The cemetery they're buried in closed in 2006. Luckily for my genealogy purposes, some volunteers have been uploading the data from the records they've been able to acquire to findagrave.com. A co-worker was having difficulty uploading a photograph, so I logged in a couple weeks ago and tested the site using a family name and one of my brick walls came tumbling down. My great-grandpa William had been entered since the last time I looked for him, as well as his wife, and four of their children.

The court has ordered visitation days (a whole four hours) every two weeks or so and the timing was such that I only had to wait a week and a half to go.

The family lot has twelve graves, eleven of which are filled. Only five had markers. Only two of those five are direct relations. I am assuming that the family couldn't afford the markers in the twenties and thirties.

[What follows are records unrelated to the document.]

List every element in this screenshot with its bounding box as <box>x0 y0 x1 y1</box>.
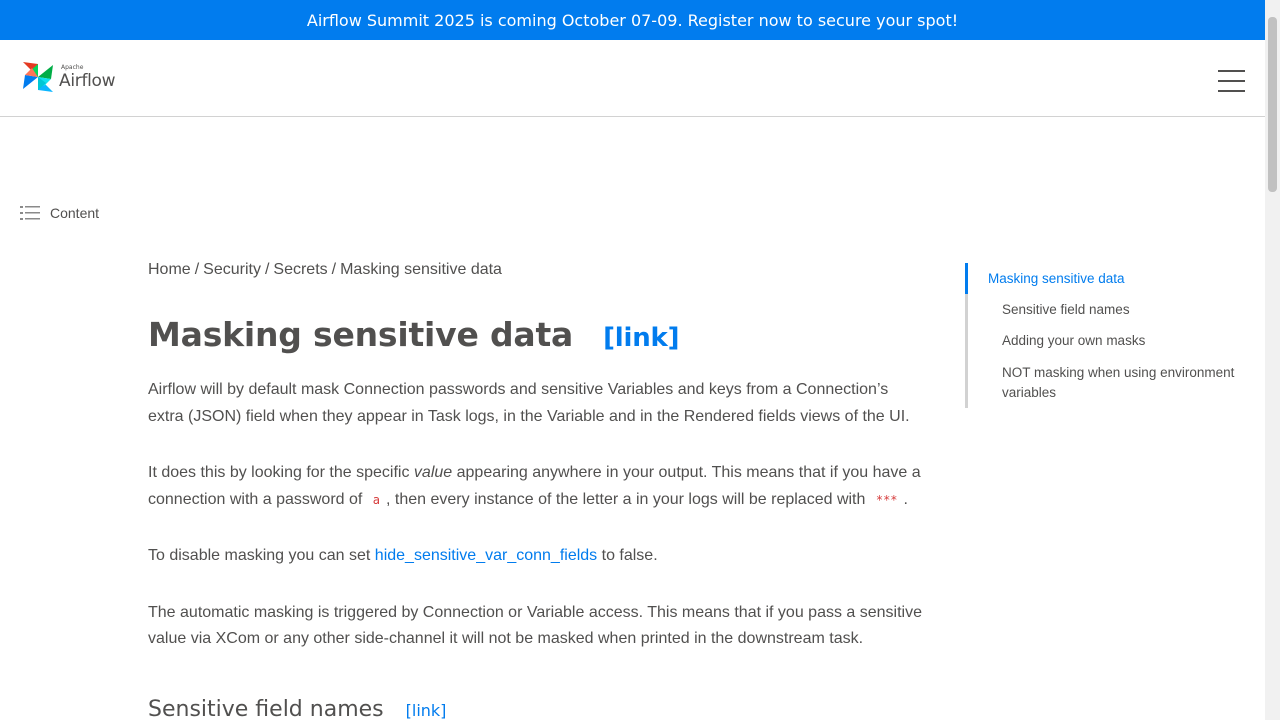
breadcrumb-security[interactable]: Security <box>203 261 261 278</box>
paragraph-intro: Airflow will by default mask Connection … <box>148 381 910 425</box>
scrollbar-thumb[interactable] <box>1268 17 1277 192</box>
section-heading-sensitive-field-names: Sensitive field names [link] <box>148 697 446 720</box>
list-icon <box>20 206 40 220</box>
text-segment: To disable masking you can set <box>148 547 375 564</box>
toc-item-masking-sensitive-data[interactable]: Masking sensitive data <box>988 269 1125 289</box>
emphasis-value: value <box>413 464 453 481</box>
text-segment: to false. <box>597 547 658 564</box>
page-title-text: Masking sensitive data <box>148 315 574 354</box>
airflow-pinwheel-icon <box>23 62 53 92</box>
logo-text: Airflow <box>59 70 116 91</box>
text-segment: . <box>903 490 908 508</box>
inline-code-stars: *** <box>875 492 898 507</box>
site-header: Apache Airflow <box>0 40 1265 117</box>
hide-sensitive-fields-link[interactable]: hide_sensitive_var_conn_fields <box>375 547 597 564</box>
breadcrumb-separator: / <box>264 261 270 278</box>
text-segment: , then every instance of the letter a in… <box>386 490 870 508</box>
content-sidebar-toggle[interactable]: Content <box>20 205 99 221</box>
logo-small-text: Apache <box>61 63 84 71</box>
content-toggle-label[interactable]: Content <box>50 205 99 221</box>
paragraph-value-matching: It does this by looking for the specific… <box>148 460 928 513</box>
toc-active-indicator <box>965 263 968 294</box>
paragraph-disable-masking: To disable masking you can set hide_sens… <box>148 543 928 570</box>
main-content: Home / Security / Secrets / Masking sensitive … <box>148 258 928 653</box>
hamburger-menu-icon[interactable] <box>1218 70 1246 94</box>
breadcrumb-current: Masking sensitive data <box>340 261 502 278</box>
page-title: Masking sensitive data [link] <box>148 315 928 354</box>
announcement-banner[interactable]: Airflow Summit 2025 is coming October 07… <box>0 0 1265 40</box>
page-scrollbar[interactable] <box>1265 0 1280 720</box>
airflow-logo[interactable]: Apache Airflow <box>20 59 116 95</box>
breadcrumb-secrets[interactable]: Secrets <box>273 261 327 278</box>
text-segment: It does this by looking for the specific <box>148 464 414 481</box>
section-anchor-link[interactable]: [link] <box>406 701 447 720</box>
breadcrumb-separator: / <box>194 261 200 278</box>
breadcrumb-separator: / <box>331 261 337 278</box>
table-of-contents: Masking sensitive data Sensitive field n… <box>965 263 1255 408</box>
paragraph-automatic-masking: The automatic masking is triggered by Co… <box>148 603 923 648</box>
breadcrumb-home[interactable]: Home <box>148 261 191 278</box>
inline-code-a: a <box>372 492 381 507</box>
section-heading-text: Sensitive field names <box>148 697 384 720</box>
toc-item-not-masking-env-vars[interactable]: NOT masking when using environment varia… <box>1002 363 1252 403</box>
title-anchor-link[interactable]: [link] <box>603 323 679 353</box>
toc-item-adding-own-masks[interactable]: Adding your own masks <box>1002 331 1145 351</box>
breadcrumb: Home / Security / Secrets / Masking sensitive … <box>148 258 928 282</box>
toc-item-sensitive-field-names[interactable]: Sensitive field names <box>1002 300 1130 320</box>
banner-text[interactable]: Airflow Summit 2025 is coming October 07… <box>307 11 958 30</box>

It looks like six of the twelve plots were purchased by the spouse of one of my great-aunts and he allowed the burial of his wife's deceased siblings and mother at the time of his late wife's interment in the early twenties. William and another sister were added in the late thirties. Only his wife, my great-aunt, has a marker. My sister was worried about the dust's affect on my eyes after she noticed one was considerably bloodshot at breakfast (allergies, she thinks), so she did the lion's share of unearthing the marker that was covered with a five inch layer of dirt and dead weeds.

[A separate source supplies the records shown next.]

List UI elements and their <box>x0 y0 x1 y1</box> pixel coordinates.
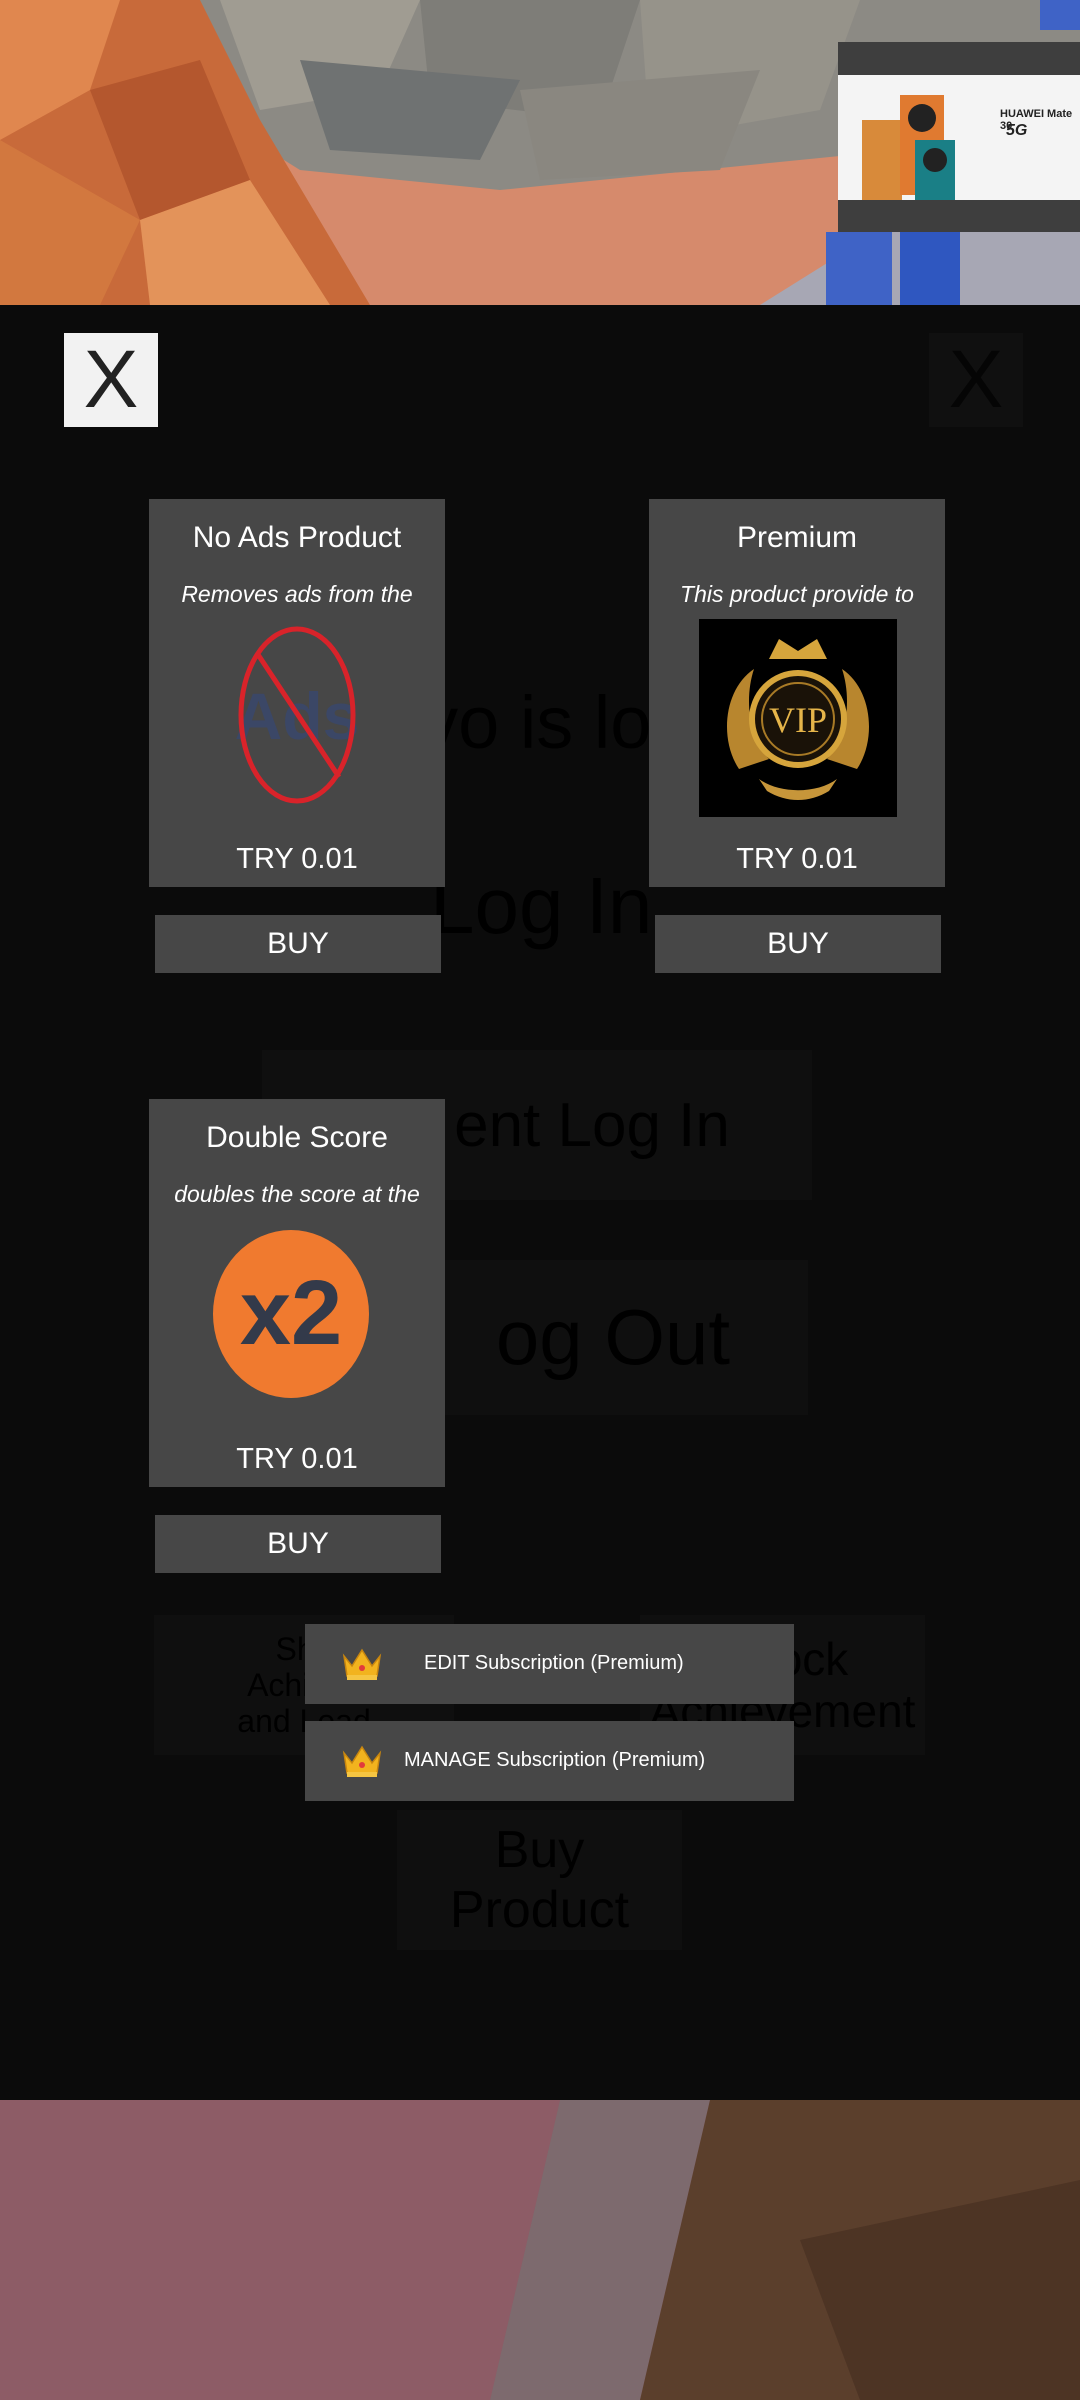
edit-subscription-label: EDIT Subscription (Premium) <box>424 1652 684 1674</box>
bg-log-in-button: Log In <box>430 861 653 950</box>
product-price: TRY 0.01 <box>236 1443 358 1475</box>
bg-buy-product-button: Buy Product <box>397 1810 682 1950</box>
buy-button-double-score[interactable]: BUY <box>155 1515 441 1573</box>
vip-icon-text: VIP <box>769 700 827 740</box>
product-price: TRY 0.01 <box>236 843 358 875</box>
bg-silent-log-in-label: ent Log In <box>454 1090 730 1160</box>
bg-log-out-label: og Out <box>495 1293 731 1381</box>
crown-icon <box>341 1743 383 1779</box>
product-card-premium: Premium This product provide to VIP TRY … <box>649 499 945 887</box>
product-description: This product provide to <box>680 581 914 607</box>
no-ads-icon: Ads <box>235 625 359 805</box>
game-scene-top: HUAWEI Mate 30 5G <box>0 0 1080 305</box>
crown-icon <box>341 1646 383 1682</box>
product-description: doubles the score at the <box>174 1181 420 1207</box>
manage-subscription-label: MANAGE Subscription (Premium) <box>404 1749 706 1771</box>
product-price: TRY 0.01 <box>736 843 858 875</box>
product-title: Premium <box>736 521 857 554</box>
manage-subscription-button[interactable]: MANAGE Subscription (Premium) <box>305 1721 794 1801</box>
product-title: No Ads Product <box>192 521 402 554</box>
x2-icon: x2 <box>211 1229 371 1399</box>
product-description: Removes ads from the <box>181 581 413 607</box>
close-button[interactable]: X <box>64 333 158 427</box>
buy-button-premium[interactable]: BUY <box>655 915 941 973</box>
game-scene-bottom <box>0 2100 1080 2400</box>
billboard-tagline: 5G <box>1006 122 1028 139</box>
product-card-double-score: Double Score doubles the score at the x2… <box>149 1099 445 1487</box>
bg-buy-line2: Product <box>449 1881 630 1939</box>
bg-buy-line1: Buy <box>494 1821 585 1879</box>
buy-button-no-ads[interactable]: BUY <box>155 915 441 973</box>
vip-icon: VIP <box>699 619 897 817</box>
x2-icon-text: x2 <box>240 1262 342 1364</box>
product-card-no-ads: No Ads Product Removes ads from the Ads … <box>149 499 445 887</box>
bg-log-out-button: og Out <box>418 1260 808 1415</box>
product-title: Double Score <box>206 1121 388 1154</box>
close-button-background: X <box>929 333 1023 427</box>
edit-subscription-button[interactable]: EDIT Subscription (Premium) <box>305 1624 794 1704</box>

Some time after the original purchase, his wife's brother (my great-uncle) and spouse bought the other six sites. Upon his death, the lots were hers and later, her father (no marker), her second husband and she were also buried there. The most recent interment is my great-uncle's daughter's husband. The empty plot is next to his. His stone gave me enough information to be able to identify my dad's first cousin (I hadn't had her marriage data before), her two children, and six grandchildren.

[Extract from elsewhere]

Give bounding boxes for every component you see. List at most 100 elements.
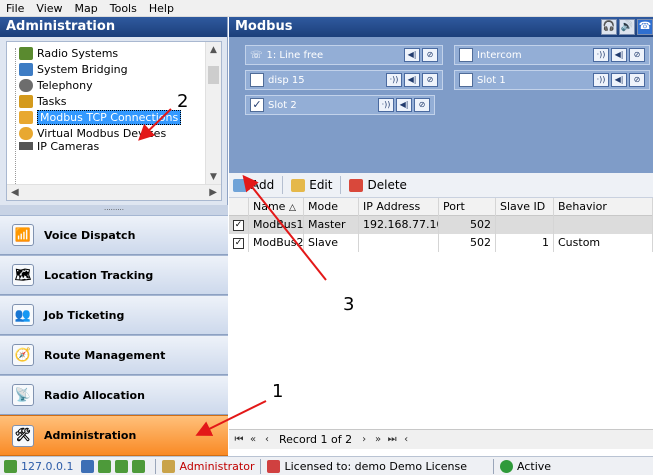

We did clean up the entire lot, raking away the worst of the overgrown weeds and bagging them, and cleaning all the markers. We also cleared the weeds from some of the neighboring markers to be able to identify each of our family graves. Within our lot, the graves are aligned foot to foot, so my great-grandmother is across from her son at one end and my first cousin once-removed's late husband is across from my great-aunt at the other end. This puts the markers of the next lots over within inches of our lot's markers or where markers would be if they existed.